Identity is a peculiarly modern preoccupation, or so we are led to believe. It accompanies the self-conscious reflection on the self that, as a matter of psychology as well as epistemology, arose in the late sixteenth and seventeenth centuries, with the speculations of Montaigne, Descartes, Bacon, and others. But for much of the time, the factors that have affected identity have continued to be those that, whether or not so regarded, shaped conceptions of the self in earlier times. Family, religion, place, ethnicity, and, occasionally, class—these were the things that, consciously or not, provided a sense of identity for most people both before and after the onset of modernization.
A few, like Voltaire and his fellow philosophes, might have lived in the “republic of the mind,” and like medieval priests and scholars before them, aspired to a truly cosmopolitan existence. And royalty and aristocracy remained international right up to the First World War. But not only was French no substitute for Latin, in an increasingly nationalistic age, intellectuals as well as aristocrats were forced to pursue their activities within the mold of the nation-state. It was a striking symbol of the change that the British royal family, of impeccably German stock, was forced to change its name to the homely, English “Windsor” when nationalist clamor during the First World War made it politic to drop the correct but unacceptably German, dynastic name of “Saxe-Coburg.”
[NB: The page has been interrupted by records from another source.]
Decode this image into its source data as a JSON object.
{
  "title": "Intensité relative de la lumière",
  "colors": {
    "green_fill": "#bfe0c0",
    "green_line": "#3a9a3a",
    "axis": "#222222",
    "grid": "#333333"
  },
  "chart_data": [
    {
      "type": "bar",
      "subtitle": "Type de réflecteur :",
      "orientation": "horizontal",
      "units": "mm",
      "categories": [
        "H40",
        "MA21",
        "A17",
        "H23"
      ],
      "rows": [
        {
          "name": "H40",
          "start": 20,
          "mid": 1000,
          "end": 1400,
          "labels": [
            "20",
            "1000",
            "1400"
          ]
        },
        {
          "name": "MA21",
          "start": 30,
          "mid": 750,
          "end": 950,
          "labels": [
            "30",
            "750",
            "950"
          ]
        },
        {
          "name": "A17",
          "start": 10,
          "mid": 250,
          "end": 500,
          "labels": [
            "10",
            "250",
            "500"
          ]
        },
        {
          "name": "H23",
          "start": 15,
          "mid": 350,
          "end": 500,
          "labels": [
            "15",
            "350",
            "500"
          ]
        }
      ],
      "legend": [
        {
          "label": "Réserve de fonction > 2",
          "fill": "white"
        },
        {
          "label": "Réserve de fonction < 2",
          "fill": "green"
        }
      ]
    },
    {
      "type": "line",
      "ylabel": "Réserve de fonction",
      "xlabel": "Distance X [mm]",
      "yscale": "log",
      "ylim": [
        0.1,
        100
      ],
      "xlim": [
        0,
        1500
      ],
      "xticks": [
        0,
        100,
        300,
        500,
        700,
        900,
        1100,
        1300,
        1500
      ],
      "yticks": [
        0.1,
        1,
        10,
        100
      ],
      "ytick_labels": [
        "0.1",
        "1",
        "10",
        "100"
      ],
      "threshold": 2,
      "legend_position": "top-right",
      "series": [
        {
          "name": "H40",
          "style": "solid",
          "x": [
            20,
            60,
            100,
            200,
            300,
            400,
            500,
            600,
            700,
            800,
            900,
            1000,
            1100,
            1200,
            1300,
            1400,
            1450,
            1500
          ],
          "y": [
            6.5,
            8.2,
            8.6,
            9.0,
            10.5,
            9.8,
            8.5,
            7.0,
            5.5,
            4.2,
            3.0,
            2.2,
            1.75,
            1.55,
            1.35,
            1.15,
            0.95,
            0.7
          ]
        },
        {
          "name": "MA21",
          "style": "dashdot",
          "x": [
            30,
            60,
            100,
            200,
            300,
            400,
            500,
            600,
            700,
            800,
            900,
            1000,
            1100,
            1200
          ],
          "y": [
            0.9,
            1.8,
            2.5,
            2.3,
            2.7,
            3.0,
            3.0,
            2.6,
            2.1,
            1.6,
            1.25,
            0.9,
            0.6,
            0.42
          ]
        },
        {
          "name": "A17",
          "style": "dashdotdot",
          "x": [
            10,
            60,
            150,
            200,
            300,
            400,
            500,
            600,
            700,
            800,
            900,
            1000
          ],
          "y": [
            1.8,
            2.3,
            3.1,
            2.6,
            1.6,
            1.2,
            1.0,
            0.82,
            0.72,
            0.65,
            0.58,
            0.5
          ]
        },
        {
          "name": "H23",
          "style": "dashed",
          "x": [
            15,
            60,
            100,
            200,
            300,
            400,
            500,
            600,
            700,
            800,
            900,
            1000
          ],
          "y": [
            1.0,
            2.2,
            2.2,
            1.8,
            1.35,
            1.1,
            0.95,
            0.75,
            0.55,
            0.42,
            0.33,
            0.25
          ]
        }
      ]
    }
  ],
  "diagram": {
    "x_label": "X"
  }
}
It was indeed the growing force of nationalism that made nationhood increasingly trump other sources of identity. Not that other agencies—the family, religion, and so forth—lost their hold entirely, but they were generally subordinated to the greater requirement of nationality. Only in times of war was this really obvious, but the tendencies were there in every field, from sport to the teaching of history in schools. When it came to a conflict between competing claims of identity, it was the nation that was expected to triumph. Communist “fellow-travelers” in non-communist lands were widely regarded as potential traitors, and the fate of Dietrich Bonhoeffer and other religious protesters against the policies of their country during the Nazi period was simply an extreme case of the overriding claims of nationalism.